Les organisateurs du CDF et le bureau d'information du Conseil d'État, qui gère les questions des médias pour le Conseil d'État, le cabinet chinois, n'ont pas immédiatement répondu aux demandes de commentaires.

"Du point de vue des chefs d'entreprise du monde entier, cette évolution peut être quelque peu décevante. En cette période de grande incertitude, les chefs d'entreprise préféreraient certainement disposer d'un canal direct avec les hauts dirigeants chinois pour exprimer leurs préoccupations et recevoir des messages clairs", a déclaré Yue Su, économiste principal pour la Chine à l'Economist Intelligence Unit.

Toshihiro Ueda, vice-président de la Chambre de commerce japonaise en Chine, a déclaré à Reuters que cette décision n'était "évidemment pas un signe favorable", mais que l'association d'entreprises allait "attendre et voir".

"Nous ne cesserons de demander des réunions avec les hauts responsables du gouvernement chinois afin d'améliorer les conditions de l'activité commerciale", a-t-il ajouté.
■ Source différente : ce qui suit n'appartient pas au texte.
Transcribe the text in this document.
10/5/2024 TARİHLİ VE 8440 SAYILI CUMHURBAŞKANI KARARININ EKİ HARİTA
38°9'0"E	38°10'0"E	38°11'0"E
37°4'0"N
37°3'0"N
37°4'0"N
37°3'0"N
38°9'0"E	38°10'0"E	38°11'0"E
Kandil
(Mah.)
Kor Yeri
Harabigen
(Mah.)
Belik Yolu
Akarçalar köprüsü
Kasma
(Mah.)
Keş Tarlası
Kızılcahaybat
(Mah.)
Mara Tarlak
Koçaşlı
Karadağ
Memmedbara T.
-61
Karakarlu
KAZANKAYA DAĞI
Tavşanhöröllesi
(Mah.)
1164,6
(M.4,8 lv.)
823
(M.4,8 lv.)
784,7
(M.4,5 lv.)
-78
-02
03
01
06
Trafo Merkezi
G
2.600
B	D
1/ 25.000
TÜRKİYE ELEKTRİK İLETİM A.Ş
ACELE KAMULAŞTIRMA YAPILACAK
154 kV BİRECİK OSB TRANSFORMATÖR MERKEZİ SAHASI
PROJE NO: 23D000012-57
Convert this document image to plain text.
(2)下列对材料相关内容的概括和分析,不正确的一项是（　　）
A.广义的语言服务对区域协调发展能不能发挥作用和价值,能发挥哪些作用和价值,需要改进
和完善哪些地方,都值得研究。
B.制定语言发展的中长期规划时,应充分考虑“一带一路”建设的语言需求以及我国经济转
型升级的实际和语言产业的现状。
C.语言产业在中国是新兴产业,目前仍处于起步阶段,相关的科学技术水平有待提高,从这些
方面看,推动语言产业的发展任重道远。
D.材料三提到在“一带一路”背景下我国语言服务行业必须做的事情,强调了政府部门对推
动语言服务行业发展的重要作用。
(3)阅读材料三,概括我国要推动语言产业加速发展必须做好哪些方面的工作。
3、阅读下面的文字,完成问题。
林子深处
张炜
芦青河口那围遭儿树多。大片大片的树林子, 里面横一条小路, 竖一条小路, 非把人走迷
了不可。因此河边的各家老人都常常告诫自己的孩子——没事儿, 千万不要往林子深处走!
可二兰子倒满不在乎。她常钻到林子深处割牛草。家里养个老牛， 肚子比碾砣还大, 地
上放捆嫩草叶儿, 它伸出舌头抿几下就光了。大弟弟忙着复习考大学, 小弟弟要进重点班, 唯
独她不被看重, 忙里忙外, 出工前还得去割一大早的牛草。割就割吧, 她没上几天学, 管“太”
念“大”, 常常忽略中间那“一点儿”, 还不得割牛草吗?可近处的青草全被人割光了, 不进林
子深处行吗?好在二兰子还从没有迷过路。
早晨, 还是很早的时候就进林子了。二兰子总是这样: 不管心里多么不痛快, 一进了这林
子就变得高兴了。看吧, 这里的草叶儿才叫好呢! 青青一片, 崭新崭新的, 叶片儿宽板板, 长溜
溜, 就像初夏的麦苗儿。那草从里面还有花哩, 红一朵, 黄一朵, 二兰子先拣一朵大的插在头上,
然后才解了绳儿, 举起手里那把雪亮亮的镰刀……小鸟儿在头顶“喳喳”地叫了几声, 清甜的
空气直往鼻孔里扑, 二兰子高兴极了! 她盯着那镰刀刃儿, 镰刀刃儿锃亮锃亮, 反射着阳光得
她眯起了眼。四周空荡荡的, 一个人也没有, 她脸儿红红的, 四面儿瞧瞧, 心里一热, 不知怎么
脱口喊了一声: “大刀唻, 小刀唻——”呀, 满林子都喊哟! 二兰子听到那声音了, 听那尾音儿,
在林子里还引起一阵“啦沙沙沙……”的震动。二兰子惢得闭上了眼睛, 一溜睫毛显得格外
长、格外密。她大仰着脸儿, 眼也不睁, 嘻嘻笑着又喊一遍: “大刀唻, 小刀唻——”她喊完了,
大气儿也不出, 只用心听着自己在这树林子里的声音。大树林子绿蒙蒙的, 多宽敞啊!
Li a tenu sa première et principale réunion publique avec des PDG étrangers à la CDF au début de l'année dernière, moins d'un mois après sa nomination au poste de premier ministre, lorsqu'il leur a dit que le pays s'ouvrirait davantage, selon un compte rendu publié par le ministère chinois des affaires étrangères.

Il a répété ce message lors de plusieurs rencontres avec des chefs d'entreprise étrangers dans le cadre d'événements organisés jusqu'en 2023 et au début de cette année, la dernière en date ayant eu lieu au Forum économique mondial de Davos, où il a déjeuné en privé avec des personnalités telles que Jamie Dimon, PDG de JP Morgan, et Brian Moynihan, PDG de la Bank of America.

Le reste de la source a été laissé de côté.